At the end of your conversation, the interviewer will usually ask if you have any questions. Don’t ignore this part. Asking the right questions can add a bonus to your application. On the other hand, bad candidate questions could make the interviewer reject you right in the room.
Here are some typical negative examples I have encountered in past interviews. Feel free to comment if you have other interesting cases.
Question 1: “What major problem is your company currently facing, and would I be in a position to help you solve this problem?”
I don’t know where you read it, but it will immediately expose you as an inexperienced new graduate. First of all, you are a fresh student who just came out of school. Even though you have done some co-ops or internships, we are not expecting you to help us resolve any strategic problems.
Secondly, “how do you think I can help you?”—hold on one second. Shouldn’t this be the question we ask you? If we can figure out how we think you can help us, we wouldn’t have invited you for the interview.
A question like this may sound proper in a c-suite interview, but if you are a new graduate student and ask this, you will make yourself immediately an inside-out-fresh candidate.
Question 2: “What have you enjoyed most about working here?”
Again, nerd question. It sounds like you are challenging the interviewer. The meaning behind this question is, “are you really happy working here?”
Perhaps the real thing you want to know is the most fun part of working here. If you really want to know, it is better to ask in that manner and gather general information instead of asking about that specific interviewer’s feelings.
Question 3: “How many people does your company employ? What business do you do?”
I know what your intention is when asking these questions. You want to know more about the company. But, how to ask appropriately plays a significant role in this case. It might be too straightforward if you ask in the above way. It sounds like you are an auditor doing investigations.

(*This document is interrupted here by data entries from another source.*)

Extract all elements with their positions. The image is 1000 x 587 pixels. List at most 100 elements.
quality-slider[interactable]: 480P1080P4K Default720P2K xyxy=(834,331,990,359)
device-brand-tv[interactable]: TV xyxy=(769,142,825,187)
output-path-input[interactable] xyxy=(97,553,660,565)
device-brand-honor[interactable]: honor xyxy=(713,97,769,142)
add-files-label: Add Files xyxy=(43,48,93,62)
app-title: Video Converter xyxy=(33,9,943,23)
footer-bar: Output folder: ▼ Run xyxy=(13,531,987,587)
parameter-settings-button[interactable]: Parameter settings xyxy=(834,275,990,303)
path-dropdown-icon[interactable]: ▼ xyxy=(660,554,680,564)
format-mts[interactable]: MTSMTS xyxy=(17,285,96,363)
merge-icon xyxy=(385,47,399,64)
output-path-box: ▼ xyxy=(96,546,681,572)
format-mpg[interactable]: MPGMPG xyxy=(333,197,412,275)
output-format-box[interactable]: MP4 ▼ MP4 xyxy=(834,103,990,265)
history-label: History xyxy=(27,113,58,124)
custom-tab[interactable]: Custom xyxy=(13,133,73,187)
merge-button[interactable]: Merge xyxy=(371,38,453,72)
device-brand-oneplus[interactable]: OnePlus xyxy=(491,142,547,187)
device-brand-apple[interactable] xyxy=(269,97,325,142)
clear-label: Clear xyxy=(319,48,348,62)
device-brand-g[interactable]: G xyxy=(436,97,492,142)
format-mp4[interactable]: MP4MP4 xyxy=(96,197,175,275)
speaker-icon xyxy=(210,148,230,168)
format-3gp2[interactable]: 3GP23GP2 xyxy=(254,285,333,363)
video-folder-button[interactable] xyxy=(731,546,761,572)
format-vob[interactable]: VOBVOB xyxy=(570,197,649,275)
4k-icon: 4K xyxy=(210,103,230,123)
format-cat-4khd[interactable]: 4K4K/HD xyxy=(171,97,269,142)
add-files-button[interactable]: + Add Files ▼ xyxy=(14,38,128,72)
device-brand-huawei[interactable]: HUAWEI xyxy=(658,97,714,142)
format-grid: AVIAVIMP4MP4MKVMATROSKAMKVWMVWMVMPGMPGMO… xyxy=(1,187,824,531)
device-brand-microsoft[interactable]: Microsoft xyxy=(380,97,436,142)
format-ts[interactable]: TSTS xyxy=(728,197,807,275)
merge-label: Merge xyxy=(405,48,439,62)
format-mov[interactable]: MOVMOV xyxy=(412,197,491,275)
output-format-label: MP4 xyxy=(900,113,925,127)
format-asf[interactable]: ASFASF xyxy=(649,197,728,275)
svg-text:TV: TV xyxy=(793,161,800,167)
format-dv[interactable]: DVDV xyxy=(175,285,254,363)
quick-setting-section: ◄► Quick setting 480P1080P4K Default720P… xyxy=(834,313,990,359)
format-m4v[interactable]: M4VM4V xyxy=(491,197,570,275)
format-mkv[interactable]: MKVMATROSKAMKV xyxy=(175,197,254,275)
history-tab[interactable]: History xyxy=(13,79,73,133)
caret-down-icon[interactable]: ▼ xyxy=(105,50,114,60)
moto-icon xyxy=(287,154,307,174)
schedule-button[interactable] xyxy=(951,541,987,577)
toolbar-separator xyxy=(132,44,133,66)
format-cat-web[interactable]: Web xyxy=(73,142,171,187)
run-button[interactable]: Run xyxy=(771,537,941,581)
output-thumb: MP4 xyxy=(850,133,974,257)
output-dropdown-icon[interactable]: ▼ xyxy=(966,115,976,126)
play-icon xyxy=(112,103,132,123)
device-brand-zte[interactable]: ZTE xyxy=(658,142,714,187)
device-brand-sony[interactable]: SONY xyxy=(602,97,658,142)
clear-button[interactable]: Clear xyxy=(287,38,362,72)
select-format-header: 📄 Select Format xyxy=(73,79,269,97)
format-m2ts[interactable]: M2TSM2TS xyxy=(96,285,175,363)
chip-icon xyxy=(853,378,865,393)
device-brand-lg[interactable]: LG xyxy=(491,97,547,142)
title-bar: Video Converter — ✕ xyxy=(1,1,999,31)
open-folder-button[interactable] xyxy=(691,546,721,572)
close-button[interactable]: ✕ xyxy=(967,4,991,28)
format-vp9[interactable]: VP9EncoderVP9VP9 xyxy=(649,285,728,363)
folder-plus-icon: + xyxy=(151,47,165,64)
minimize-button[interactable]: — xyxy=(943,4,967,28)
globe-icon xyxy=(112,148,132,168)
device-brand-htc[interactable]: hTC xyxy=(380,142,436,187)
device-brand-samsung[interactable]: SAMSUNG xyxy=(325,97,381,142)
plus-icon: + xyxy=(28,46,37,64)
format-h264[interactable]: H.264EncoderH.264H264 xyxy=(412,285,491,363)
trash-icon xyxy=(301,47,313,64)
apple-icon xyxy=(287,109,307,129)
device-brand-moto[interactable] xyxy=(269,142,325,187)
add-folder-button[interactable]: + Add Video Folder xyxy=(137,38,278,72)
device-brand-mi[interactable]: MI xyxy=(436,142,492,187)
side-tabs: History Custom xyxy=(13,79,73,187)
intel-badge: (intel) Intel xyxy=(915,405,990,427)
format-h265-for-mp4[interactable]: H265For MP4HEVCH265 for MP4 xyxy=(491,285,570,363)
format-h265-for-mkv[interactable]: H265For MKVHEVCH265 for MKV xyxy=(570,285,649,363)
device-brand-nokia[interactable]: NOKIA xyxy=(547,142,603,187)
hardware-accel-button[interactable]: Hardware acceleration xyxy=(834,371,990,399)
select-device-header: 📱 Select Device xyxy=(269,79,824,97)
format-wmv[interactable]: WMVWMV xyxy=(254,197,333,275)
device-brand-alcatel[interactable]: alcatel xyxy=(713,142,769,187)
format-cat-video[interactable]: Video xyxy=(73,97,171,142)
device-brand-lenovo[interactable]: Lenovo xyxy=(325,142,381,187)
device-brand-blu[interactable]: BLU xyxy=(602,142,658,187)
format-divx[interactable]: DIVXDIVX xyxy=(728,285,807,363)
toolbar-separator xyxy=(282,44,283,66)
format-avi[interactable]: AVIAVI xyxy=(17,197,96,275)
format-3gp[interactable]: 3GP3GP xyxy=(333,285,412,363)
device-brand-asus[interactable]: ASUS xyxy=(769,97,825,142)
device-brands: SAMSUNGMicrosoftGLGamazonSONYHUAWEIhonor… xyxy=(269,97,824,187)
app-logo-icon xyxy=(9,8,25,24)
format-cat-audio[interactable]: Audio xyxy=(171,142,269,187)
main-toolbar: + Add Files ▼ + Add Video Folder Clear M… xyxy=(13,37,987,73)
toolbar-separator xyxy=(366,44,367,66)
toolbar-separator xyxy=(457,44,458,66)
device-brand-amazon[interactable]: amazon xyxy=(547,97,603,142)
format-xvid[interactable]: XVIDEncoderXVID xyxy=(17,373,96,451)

Perhaps try a different tone: “Although I have done some research before this interview, may I know more about your company, in terms of size, products and major clients?” – Doesn’t it sound better?
Question 4: “Do you have any hesitations about my qualifications?”
Another low-EQ question. Firstly, if I have any hesitations about your qualifications, why did I interview you in the first place? Secondly, unless the interviewer is straightforward, they will express their satisfaction with your capabilities. Further, any further comments they make might trigger a discrimination case.
Never ask your interviewer any of these questions because they may lead to rejection. Chances are, you might be overreaching yourself. Last impressions are also critical. Ask questions based on your conversation rather than asking to make an impression.